Personal information
- Date of birth: 30 March 1970 (age 55)
- Place of birth: Alvaston, Derby, England
- Position(s): Midfielder

Youth career
- 1986–1988: Derby County

Senior career*
- Years: Team / Apps / (Gls)
- 1988–1994: Derby County / 42 / (4)
- 1989: → Wigan Athletic (loan) / 10 / (2)
- 1994–1997: Watford / 104 / (27)
- 1997: → Peterborough United (loan) / 8 / (0)
- 1997–1999: Bradford City / 35 / (1)
- 1999–2001: Notts County / 55 / (7)
- Total:  / 222 / (41)

International career
- 1990–1992: England U21 / 3 / (0)

= Craig Ramage =

English footballer

Craig Ramage (born 30 March 1970) is a former footballer who played in midfield for six clubs.

==Playing career==
Born in Derby, Ramage started his career in his hometown as a trainee with Derby County. He played 42 games scoring four goals at Derby, during which time he also spent a short period on loan at Wigan Athletic.

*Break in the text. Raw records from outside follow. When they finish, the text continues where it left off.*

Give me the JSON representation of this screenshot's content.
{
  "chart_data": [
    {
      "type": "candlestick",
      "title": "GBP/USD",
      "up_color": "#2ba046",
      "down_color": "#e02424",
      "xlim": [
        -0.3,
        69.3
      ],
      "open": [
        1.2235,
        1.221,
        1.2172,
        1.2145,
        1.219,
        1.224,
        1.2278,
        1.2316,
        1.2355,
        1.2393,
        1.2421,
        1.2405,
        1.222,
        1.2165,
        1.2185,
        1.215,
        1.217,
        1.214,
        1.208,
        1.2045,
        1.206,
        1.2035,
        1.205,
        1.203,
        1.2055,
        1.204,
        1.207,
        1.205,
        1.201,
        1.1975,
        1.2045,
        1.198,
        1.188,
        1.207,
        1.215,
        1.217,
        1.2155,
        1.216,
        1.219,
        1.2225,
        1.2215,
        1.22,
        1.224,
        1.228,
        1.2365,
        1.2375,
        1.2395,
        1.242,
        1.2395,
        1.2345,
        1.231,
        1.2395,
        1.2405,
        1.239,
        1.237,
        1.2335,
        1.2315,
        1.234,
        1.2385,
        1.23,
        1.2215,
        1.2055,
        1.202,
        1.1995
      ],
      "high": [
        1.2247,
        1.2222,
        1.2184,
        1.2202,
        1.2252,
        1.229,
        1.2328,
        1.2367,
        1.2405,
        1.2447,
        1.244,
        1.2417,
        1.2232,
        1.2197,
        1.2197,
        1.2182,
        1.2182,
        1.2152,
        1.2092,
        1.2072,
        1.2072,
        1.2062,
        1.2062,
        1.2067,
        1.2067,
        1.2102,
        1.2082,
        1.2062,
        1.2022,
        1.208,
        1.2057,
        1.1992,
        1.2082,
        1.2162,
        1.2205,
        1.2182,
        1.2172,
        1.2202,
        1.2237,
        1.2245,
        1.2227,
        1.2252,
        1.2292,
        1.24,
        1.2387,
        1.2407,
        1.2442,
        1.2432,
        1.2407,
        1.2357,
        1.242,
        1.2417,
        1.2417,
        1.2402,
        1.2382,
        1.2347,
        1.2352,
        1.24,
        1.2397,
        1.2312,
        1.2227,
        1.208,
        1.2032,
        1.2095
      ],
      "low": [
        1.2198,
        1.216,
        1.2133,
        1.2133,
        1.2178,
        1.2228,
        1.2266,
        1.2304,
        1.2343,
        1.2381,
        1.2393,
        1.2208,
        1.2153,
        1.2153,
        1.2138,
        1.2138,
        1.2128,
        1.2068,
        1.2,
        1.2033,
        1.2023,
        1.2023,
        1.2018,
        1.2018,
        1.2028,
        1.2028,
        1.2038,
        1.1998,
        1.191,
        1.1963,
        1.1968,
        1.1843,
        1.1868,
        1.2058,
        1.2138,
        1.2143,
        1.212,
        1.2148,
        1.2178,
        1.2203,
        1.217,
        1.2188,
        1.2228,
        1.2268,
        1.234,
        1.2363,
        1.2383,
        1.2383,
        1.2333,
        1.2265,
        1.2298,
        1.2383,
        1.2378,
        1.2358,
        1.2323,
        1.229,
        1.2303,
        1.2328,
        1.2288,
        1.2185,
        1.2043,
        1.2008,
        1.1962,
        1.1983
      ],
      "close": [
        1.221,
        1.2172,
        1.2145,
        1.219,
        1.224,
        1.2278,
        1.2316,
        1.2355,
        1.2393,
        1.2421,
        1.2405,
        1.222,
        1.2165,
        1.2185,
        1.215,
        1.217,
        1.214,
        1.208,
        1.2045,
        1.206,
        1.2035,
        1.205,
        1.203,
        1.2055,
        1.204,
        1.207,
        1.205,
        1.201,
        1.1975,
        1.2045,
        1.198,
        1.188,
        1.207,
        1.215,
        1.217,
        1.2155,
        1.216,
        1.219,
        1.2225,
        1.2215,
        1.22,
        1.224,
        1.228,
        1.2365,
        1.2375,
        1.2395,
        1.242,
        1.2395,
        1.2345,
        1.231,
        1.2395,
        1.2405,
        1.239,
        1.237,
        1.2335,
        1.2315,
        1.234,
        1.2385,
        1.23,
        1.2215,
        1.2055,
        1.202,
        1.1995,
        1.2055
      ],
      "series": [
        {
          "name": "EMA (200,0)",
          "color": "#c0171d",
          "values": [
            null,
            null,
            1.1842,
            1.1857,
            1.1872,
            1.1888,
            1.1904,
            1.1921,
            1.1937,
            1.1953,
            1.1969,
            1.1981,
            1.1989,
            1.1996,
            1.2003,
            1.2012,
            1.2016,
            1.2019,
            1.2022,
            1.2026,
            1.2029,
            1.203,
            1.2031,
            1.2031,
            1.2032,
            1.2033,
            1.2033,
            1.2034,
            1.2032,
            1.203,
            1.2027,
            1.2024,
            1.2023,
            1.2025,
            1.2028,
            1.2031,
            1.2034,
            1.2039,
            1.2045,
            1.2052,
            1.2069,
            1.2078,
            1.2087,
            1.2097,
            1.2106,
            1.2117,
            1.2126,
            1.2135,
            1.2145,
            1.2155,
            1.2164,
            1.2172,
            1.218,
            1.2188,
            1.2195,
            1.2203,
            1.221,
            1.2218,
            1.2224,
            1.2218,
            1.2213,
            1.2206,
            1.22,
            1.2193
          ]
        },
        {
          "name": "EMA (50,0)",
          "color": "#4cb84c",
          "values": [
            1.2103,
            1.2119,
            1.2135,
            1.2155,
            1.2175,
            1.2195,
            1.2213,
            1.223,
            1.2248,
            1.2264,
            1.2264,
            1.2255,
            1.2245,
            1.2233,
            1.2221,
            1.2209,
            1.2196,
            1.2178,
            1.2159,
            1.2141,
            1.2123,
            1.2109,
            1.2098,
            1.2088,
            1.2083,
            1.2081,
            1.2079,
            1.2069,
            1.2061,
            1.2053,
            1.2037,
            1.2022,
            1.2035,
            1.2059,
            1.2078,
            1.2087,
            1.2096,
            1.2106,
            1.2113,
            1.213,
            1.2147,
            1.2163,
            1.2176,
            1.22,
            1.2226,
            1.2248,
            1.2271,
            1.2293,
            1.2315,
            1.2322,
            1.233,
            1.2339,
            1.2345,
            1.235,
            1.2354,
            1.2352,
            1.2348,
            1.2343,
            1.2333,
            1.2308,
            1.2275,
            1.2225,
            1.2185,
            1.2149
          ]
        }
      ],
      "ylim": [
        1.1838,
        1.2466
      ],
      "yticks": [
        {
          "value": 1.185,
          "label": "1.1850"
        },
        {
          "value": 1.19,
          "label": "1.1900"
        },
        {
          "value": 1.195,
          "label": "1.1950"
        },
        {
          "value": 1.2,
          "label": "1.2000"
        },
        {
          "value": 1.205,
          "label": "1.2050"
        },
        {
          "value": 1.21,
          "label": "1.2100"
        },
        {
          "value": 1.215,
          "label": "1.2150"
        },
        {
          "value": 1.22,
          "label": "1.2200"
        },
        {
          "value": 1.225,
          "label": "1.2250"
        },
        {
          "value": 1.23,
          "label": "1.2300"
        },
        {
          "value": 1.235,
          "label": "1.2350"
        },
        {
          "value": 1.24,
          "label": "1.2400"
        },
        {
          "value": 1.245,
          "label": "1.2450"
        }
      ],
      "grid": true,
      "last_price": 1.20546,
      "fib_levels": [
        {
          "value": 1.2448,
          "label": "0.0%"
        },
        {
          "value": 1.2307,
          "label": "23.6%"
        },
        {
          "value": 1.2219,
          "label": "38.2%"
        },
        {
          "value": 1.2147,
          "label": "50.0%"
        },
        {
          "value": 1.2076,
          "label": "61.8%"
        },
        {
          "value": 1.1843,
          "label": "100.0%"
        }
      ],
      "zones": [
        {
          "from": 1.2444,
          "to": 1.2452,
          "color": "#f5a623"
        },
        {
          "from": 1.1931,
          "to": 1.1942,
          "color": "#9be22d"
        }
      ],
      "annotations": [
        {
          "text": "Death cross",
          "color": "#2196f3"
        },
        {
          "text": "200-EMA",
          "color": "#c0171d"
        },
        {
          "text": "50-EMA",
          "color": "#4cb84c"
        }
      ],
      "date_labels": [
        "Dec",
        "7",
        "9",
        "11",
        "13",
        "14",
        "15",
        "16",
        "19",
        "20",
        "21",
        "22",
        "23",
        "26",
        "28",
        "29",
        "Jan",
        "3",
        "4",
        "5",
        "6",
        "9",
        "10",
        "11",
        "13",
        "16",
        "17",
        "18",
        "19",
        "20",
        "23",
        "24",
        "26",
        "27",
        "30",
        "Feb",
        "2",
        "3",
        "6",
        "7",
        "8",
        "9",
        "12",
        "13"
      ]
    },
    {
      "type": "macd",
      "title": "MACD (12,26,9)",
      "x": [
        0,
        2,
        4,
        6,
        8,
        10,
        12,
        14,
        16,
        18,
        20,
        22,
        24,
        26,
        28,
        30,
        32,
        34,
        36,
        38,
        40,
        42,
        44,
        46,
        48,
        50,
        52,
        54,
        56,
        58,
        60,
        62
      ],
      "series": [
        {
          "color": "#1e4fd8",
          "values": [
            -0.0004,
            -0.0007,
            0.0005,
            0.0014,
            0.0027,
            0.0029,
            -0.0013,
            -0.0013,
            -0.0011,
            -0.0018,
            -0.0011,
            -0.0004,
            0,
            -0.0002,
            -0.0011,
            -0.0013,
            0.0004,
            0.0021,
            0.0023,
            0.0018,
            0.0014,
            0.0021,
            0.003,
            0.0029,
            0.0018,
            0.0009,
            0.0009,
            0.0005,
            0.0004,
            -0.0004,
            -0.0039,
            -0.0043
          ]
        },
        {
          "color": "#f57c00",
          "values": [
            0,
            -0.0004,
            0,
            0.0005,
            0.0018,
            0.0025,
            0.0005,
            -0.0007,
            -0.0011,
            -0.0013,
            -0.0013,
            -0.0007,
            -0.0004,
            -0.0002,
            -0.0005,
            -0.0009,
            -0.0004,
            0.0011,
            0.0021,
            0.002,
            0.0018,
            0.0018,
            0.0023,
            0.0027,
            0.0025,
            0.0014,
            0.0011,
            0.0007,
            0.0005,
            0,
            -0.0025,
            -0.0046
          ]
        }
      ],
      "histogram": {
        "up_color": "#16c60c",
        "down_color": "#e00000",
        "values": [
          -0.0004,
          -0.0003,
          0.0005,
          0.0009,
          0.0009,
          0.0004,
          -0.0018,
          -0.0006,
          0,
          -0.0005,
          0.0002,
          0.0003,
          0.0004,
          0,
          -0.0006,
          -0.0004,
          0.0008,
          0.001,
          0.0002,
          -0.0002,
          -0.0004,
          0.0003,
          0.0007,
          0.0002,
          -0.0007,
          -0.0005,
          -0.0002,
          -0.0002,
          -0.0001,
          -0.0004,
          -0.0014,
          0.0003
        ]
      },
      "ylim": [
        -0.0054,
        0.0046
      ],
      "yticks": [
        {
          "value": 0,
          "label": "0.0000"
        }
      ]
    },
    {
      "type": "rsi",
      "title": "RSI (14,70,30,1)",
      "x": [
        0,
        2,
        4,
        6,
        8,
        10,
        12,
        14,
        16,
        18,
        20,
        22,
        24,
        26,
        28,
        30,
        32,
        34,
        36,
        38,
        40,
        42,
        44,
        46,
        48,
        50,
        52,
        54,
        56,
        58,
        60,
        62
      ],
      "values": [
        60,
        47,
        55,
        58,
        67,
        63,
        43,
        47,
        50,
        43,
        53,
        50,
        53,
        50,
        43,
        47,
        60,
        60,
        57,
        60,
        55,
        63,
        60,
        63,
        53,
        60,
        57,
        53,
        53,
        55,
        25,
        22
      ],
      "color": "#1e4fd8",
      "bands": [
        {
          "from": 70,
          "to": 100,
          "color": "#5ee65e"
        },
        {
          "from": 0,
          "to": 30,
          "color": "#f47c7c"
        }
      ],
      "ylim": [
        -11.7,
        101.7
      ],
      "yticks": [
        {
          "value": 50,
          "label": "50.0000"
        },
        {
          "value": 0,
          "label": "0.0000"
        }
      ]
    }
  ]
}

In 1994, he made a £90,000 move to Watford. Ramage was a big hit at Vicarage Road and he finished just one game short of 100 starts. He was also a prolific scorer, and he netted 27 times in his 104 appearances. He spent a month on loan at Peterborough United in 1997 before he moved at the end of the season to Bradford City.

Ramage's time at City was a tough one. He was suspended for the start of the season and it was not until the seventh game against Middlesbrough he made his full debut. He made a total of 32 appearances but scored just once in the final game of the season as City lost 3–1 to Portsmouth.

Ramage was limited to just three substitute appearances in 1998–99 as Bradford earned promotion to the Premier League. It was little surprise that Ramage left during the summer to join Notts County where he started 50 games in three seasons.

==Radio career==
He worked as a commentator for BBC Radio Derby on Derby County matches, but was dropped by the BBC after he said in February 2020 that the "young black lads" in the Derby team (Max Lowe and Jayden Bogle) should "go back to basics, working hard".